As he said it is true that there are various kinds of scaling behavior
in nature. There is a potential danger that we are incorrectly convinced
that two of them are derived from the same mechanism just because the values
of the exponent coincide each other. But we are not only based on the
accordance of the exponents but also based on other circumstances in which
we are working.
As I have noted in the original mail, the reason for the
slowing down of the learning pace is considered to be an interfarence between
different items which are memorized in the brain. Back prop slows down
by the same reason. The configuration of the connection weights Wij which
is good for one vector to memorize is not good for another vector to memorize
in general. Back prop must find out common grounds to memorize serveral items.
It costs time and slows down the memory. At least for us, under these
circumstances, it seems natural to expect an analogy between the two slowing
downs. Then we performed a simulation to obtain a plausible result.

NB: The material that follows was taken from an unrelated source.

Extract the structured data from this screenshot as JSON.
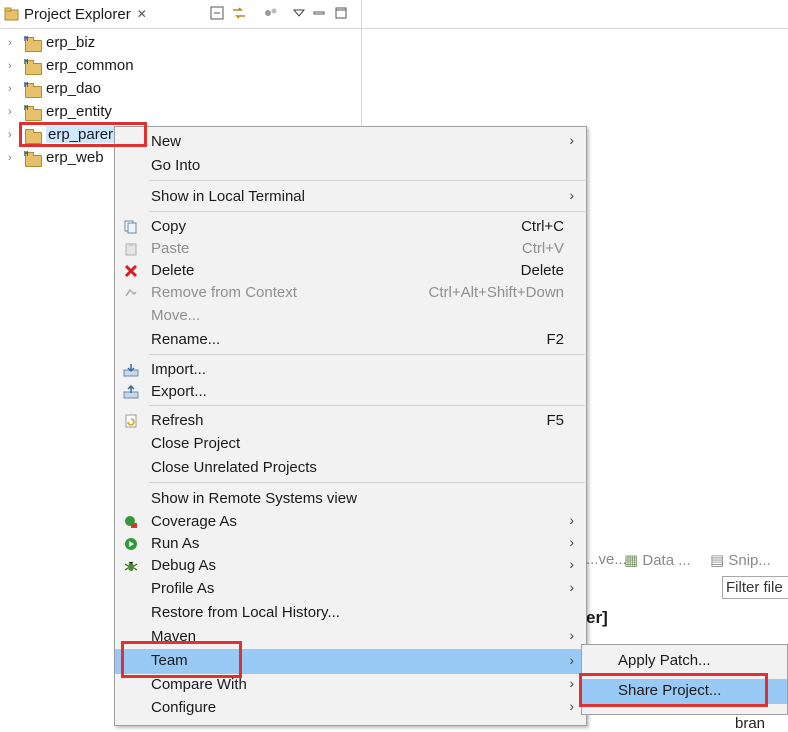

Watching one aspect of the matter is always dangerous. Taking a very
simple example, we use a trigonometric function when we measure the hieght of
a tall tree. On the other hand, we also have a trigonometric function when we
solve the wave eqution. Of course it is unnatural to expect some deep
connection between the two situations. But for our case it is natural at
least to us.
We agree that the evidences might still be not enough. Our work is
on the process of exploring more detailed ananlogy between the two systems,
the brain and the back prop. If the result of our simulation were negative,
the exploring program had quickly reached the end. Our conclusion in that
case would have been that there were at least one evidence which indicated
back prop was not a good model for our brain. But, at this level of
exploration, we think we have got a plausible evidence and it is worth
reporting. In the future, we might find an aspect which is not common
between the back prop and brain. To reach such conclusion is also meaningful
because our purpose is not to prove that the back prop is the best model of
the brain but to know to what extent the back prop is a good model of our
brain. We think that it is the starting point of the understanding of
the brain based on the neural network models.